Afrique-Europe : Accords à double tranchant

En marge de la déclaration sur l’état de la nation et des interminables batailles politico-politiciennes qui s’ensuivent, la Chambre des député-e-s a ratifié une multitude d’accords de partenariat économique avec des pays africains – qui risquent de ne pas leur être profitables.

Illustration : Pixabay_Artsydee

Sur le papier, ça sonne bien, il faut l’admettre : « L’objectif des APE (accords de partenariat économique, ndlr) est d’ouvrir le marché communautaire le plus largement possible aux pays ACP (Afrique, Caraïbes et Pacifique, ndlr), sur le modèle de l’initiative européenne « tout sauf les armes » (TSA). (…) Les dispositions de l’accord de Cotonou sur les droits de l’homme, le développement durable et sur le dialogue avec les parlements et la société civile vont continuer à s’appliquer. (…) [L’accord] inclut également toutes les mesures nécessaires à l’instauration d’une zone de libre-échange compatible avec les dispositions de l’article XXIV du GATT 1994. »

Ce dernier détail semble purement technique, mais ne l’est pourtant pas : c’est une source de contentieux entre pays africains et l’Union européenne depuis une dizaine d’années.

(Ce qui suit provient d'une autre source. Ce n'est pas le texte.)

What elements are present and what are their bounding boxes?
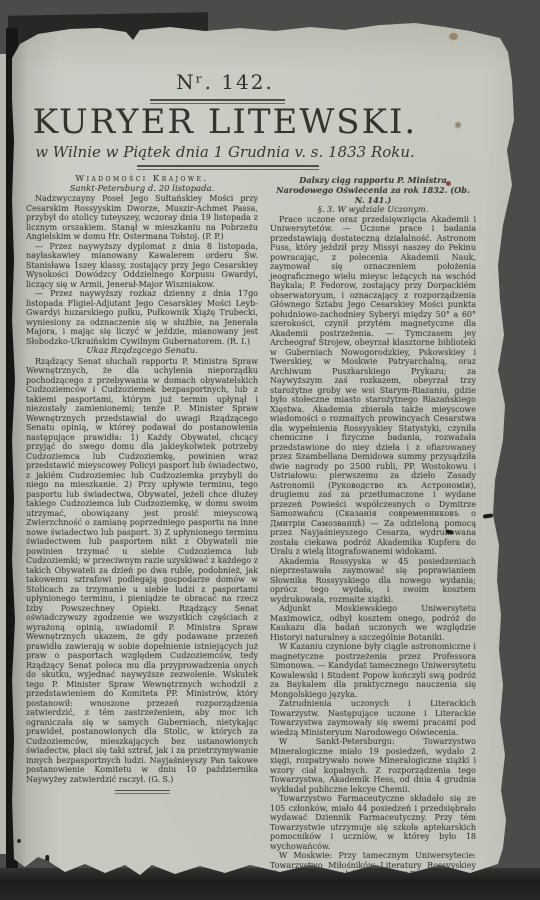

En vertu dudit article, les zones de libre-échange doivent éliminer les droits de douane dans un « intervalle de temps raisonnable ». Tout est dans ce dernier mot : qui est le plus raisonnable ? Les Européens, qui veulent accéder aux marchés africains sans contraintes, ou les Africains, qui veulent donner une chance à leurs économies pour ne pas crouler sous la marchandise venue du Nord ?

En matière d’accord de partenariat économique, le gouvernement est en contradiction avec son accord de coalition.

Pour le Cercle de coopération des ONGD, la réponse est claire : il faut s’opposer aux ratifications prévues avec la Côte d’Ivoire, le Ghana, le Cameroun et les pays d’Afrique australe. Dans un communiqué, il s’explique et pointe le fait que le gouvernement revient sur son propre accord de coalition. En effet, celui-ci prévoyait d’attendre une « évaluation objective » des accords déjà existants. Mais voilà que, alors que cette évaluation n’est pas encore terminée, le parlement prévoit déjà d’aller de l’avant.

Le problème est que, comme le formule le Cercle, ces accords « servent plutôt les intérêts de certaines grandes entreprises européennes » au lieu d’apporter une vraie plus-value aux pays concernés. Pays dont certains comme le Nigeria refusent d’ailleurs de conclure de tels accords avec l’Union européenne.

Mais il n’y a pas que la viande subventionnée, les produits laitiers et les légumes européens qui détruisent les économies locales africaines avec leurs prix de dumping : avec l’ouverture économique vient aussi le dumping fiscal. Car souvent, les entreprises européennes qui investissent dans des pays africains et même y implantent des industries ne le font pas de bon cœur, mais moyennant des abattements fiscaux importants – qui souvent passent par des places financières européennes ou offshore –, amoindrissant les revenus des États du Sud. Le « level playing field », mantra des défenseurs de la place luxembourgeoise, ne vaut pas pour l’Afrique et les autres pays en développement, qui sont priés de continuer à se laisser exploiter gentiment.

Certes, le tout se joue aussi au niveau géopolitique mondial, et la Chine est devenu un acteur important sur le continent africain – aussi parce qu’elle ne pose pas de questions sur les droits de l’homme et qu’elle se montre très flexible quant aux réglementations. Mais imposer des accords uniquement pour contrer la menace économique chinoise n’est pas le chemin idéal, si tout ce qu’on veut est donner un coup de pouce à des économies en développement.